“The country’s biggest grocers are increasingly demanding their suppliers deliver on time, imposing fines for late shipments as they try to keep customers satisfied and better compete with online retailers like Amazon,” reports The Wall Street Journal (Nov.28, 2017). Kroger is fining suppliers $500 for every order that is more than 2 days late to any of its 42 warehouses, and Wal-Mart is charging suppliers monthly fines of 3% for deliveries that don’t arrive exactly on time.
Retailers used to give suppliers more leeway, since any number of factors—bad weather, a surge in demand, technology malfunctions—can foil deliveries. But sales of some $75 billion a year are lost because products are out of stock or unsalable for other reasons.
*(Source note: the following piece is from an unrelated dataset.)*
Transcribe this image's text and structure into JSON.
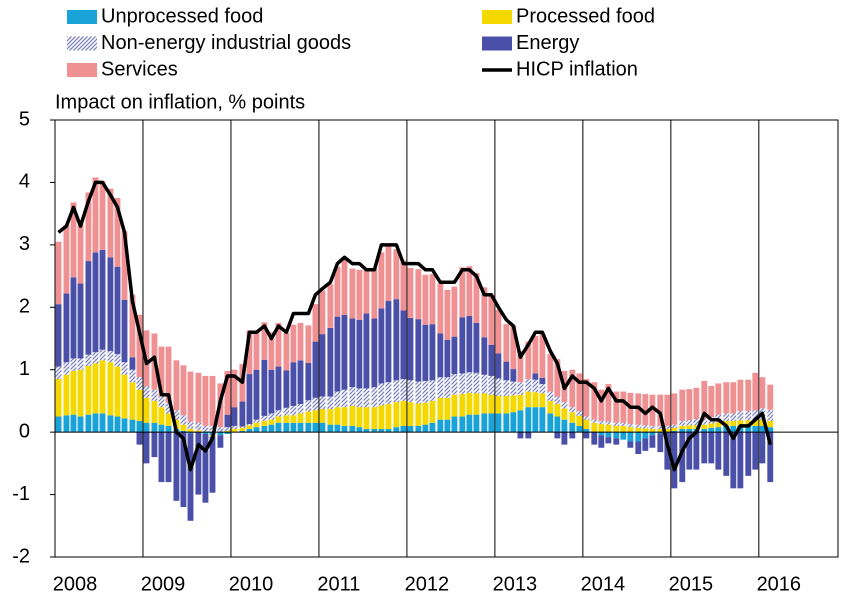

Wal-Mart has signaled it could do more than levy fines if problems persist. Wal-Mart told suppliers they could also lose shelf space if they don’t solve their delivery issues. Most large suppliers average around 75% of orders on time and complete. An out-of-stock on an important product can lead to thousands of lost consumers in a given day. Packaged-goods companies are straining to keep up with the demands and remain in the good graces of retailers. They need GPS trackers and software to adjust routes in real time. Filling full orders fast is also challenging, since many manufacturers house items all over the country.
Wal-Mart says a more-precise delivery window keeps shelves stocked and the flow of products more predictable, while reducing inventory—all of which are increasingly important to the retailer as it invests heavily to compete online. The change, says Wal-Mart, could create $1 billion in additional sales. Meanwhile, P&G, Wal-Mart’s largest supplier, has spent billions of dollars in recent years overhauling its supply chain, in part to meet retailers’ more-precise shipping windows and boost its ability to ship online orders directly to shoppers.
Classroom discussion questions:
- Why is it important for orders to arrive full and on-time?
- Is better supply chain management software the solution?